Briefly referring to FIG. 4, both the top and bottom ends of each slot or passageway 22 are conventionally radiused into the plenum 14 at a transition portion 28 in order to minimize flow resistance. Considering that plenum 22 extends along an entire side of a liner plate 20 while the slots 22 are spaced periodically, the plenum 14 is relatively large in a cross-section taken along a normal to the flow direction of the water when compared to the combined cross-sections of the slots 22. As a result, water flow velocity in the plenum area 14 and in the adjacent transition portion 28 tends to be materially less than the water flow velocity in the main portion of the slots 22. In one calculation that was done by the inventor, flow velocity in the plenum area was found to be 2-3 feet per second, while the flow rate in the main portion of the slots was estimated at 20-30 feet per second, a ten-fold difference.
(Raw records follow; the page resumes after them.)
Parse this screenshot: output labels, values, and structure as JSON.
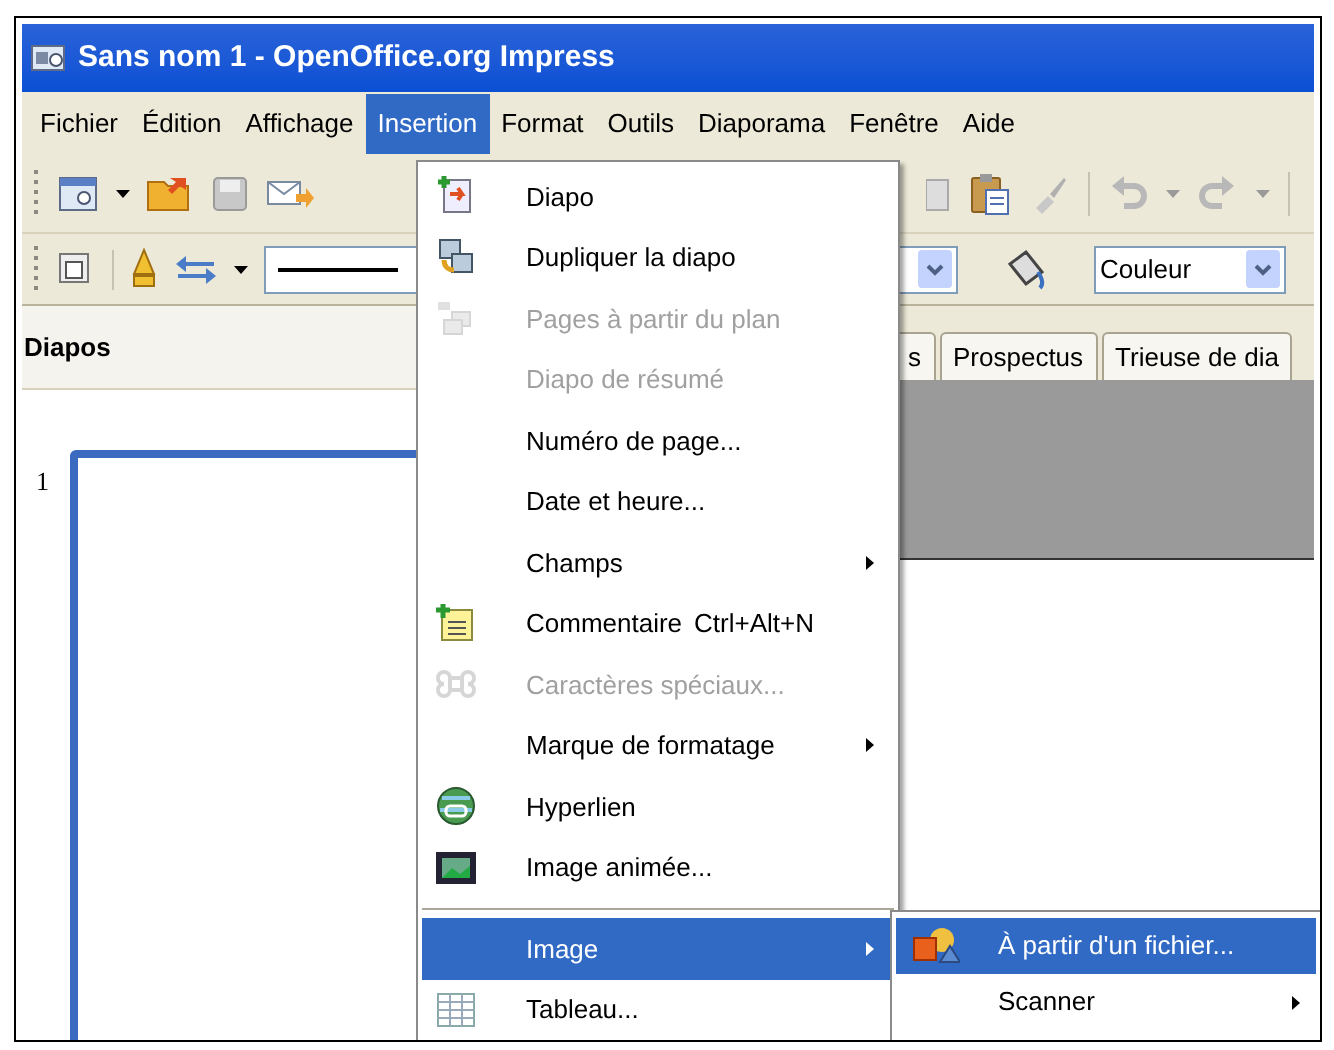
{
  "window": {
    "title": "Sans nom 1 - OpenOffice.org Impress"
  },
  "menu_bar": [
    {
      "label": "Fichier",
      "selected": false
    },
    {
      "label": "Édition",
      "selected": false
    },
    {
      "label": "Affichage",
      "selected": false
    },
    {
      "label": "Insertion",
      "selected": true
    },
    {
      "label": "Format",
      "selected": false
    },
    {
      "label": "Outils",
      "selected": false
    },
    {
      "label": "Diaporama",
      "selected": false
    },
    {
      "label": "Fenêtre",
      "selected": false
    },
    {
      "label": "Aide",
      "selected": false
    }
  ],
  "color_field": {
    "value": "Couleur"
  },
  "slides_panel": {
    "title": "Diapos",
    "slides": [
      {
        "number": "1",
        "selected": true
      }
    ]
  },
  "view_tabs": [
    {
      "label": "s",
      "selected": false
    },
    {
      "label": "Prospectus",
      "selected": false
    },
    {
      "label": "Trieuse de dia",
      "selected": false
    }
  ],
  "insert_menu": [
    {
      "kind": "item",
      "label": "Diapo",
      "disabled": false,
      "submenu": false,
      "selected": false
    },
    {
      "kind": "item",
      "label": "Dupliquer la diapo",
      "disabled": false,
      "submenu": false,
      "selected": false
    },
    {
      "kind": "item",
      "label": "Pages à partir du plan",
      "disabled": true,
      "submenu": false,
      "selected": false
    },
    {
      "kind": "item",
      "label": "Diapo de résumé",
      "disabled": true,
      "submenu": false,
      "selected": false
    },
    {
      "kind": "item",
      "label": "Numéro de page...",
      "disabled": false,
      "submenu": false,
      "selected": false
    },
    {
      "kind": "item",
      "label": "Date et heure...",
      "disabled": false,
      "submenu": false,
      "selected": false
    },
    {
      "kind": "item",
      "label": "Champs",
      "disabled": false,
      "submenu": true,
      "selected": false
    },
    {
      "kind": "item",
      "label": "Commentaire",
      "shortcut": "Ctrl+Alt+N",
      "disabled": false,
      "submenu": false,
      "selected": false
    },
    {
      "kind": "item",
      "label": "Caractères spéciaux...",
      "disabled": true,
      "submenu": false,
      "selected": false
    },
    {
      "kind": "item",
      "label": "Marque de formatage",
      "disabled": false,
      "submenu": true,
      "selected": false
    },
    {
      "kind": "item",
      "label": "Hyperlien",
      "disabled": false,
      "submenu": false,
      "selected": false
    },
    {
      "kind": "item",
      "label": "Image animée...",
      "disabled": false,
      "submenu": false,
      "selected": false
    },
    {
      "kind": "separator"
    },
    {
      "kind": "item",
      "label": "Image",
      "disabled": false,
      "submenu": true,
      "selected": true
    },
    {
      "kind": "item",
      "label": "Tableau...",
      "disabled": false,
      "submenu": false,
      "selected": false
    }
  ],
  "image_submenu": [
    {
      "label": "À partir d'un fichier...",
      "submenu": false,
      "selected": true
    },
    {
      "label": "Scanner",
      "submenu": true,
      "selected": false
    }
  ]
}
This flow velocity differential causes the liner plate to be cooled more effectively at its center than at its top and the bottom. In fact, the low velocity area at the top of a liner plate has, even when positioned adjacent to the meniscus of the molten metal in the mold, been measured to have as high a temperature than areas that are about two inches below the meniscus, when, if the cooling effect was even, it would be expected to have a lower temperature. This uneven cooling effect causes expansion stresses that substantially limit the life of the liner plates.
This invention solves the velocity problem by interposing a velocity plate between the plenum and the transition portion of the slot. The velocity plate increases the velocity of the coolant water at the top and the bottom of the liner plate.
Ideally, only the very top and bottom ends of the slot 22 in a conventional mold should be radiused, and it would be a fairly small radius. The mold that is disclosed in U.S. Pat. No. 3,763,920 to Auman et al. ("Auman") shows a relatively small radius. However, in practice the slot ends tend to end up with a much longer radius, as is shown in FIG. 4, because the slots 22 are cut into the liner plate 20 by a side mill cutter that has a relatively large diameter. This is almost certainly the case in real-world embodiments of the Auman mold. Auman also discloses a dispersion plate that is positioned between its plenum and cooling slots to break the momentum of the inflowing water and equalize flow rate among the different slots. In practice, the water flow in an Auman mold would be impeded because of the narrow gap that is defined between the dispersion plate and the larger-radius transition portion of the cooling slots that the mold would be likely to have. A need exists, then, to ensure that the velocity plate in this invention does not have similar problems.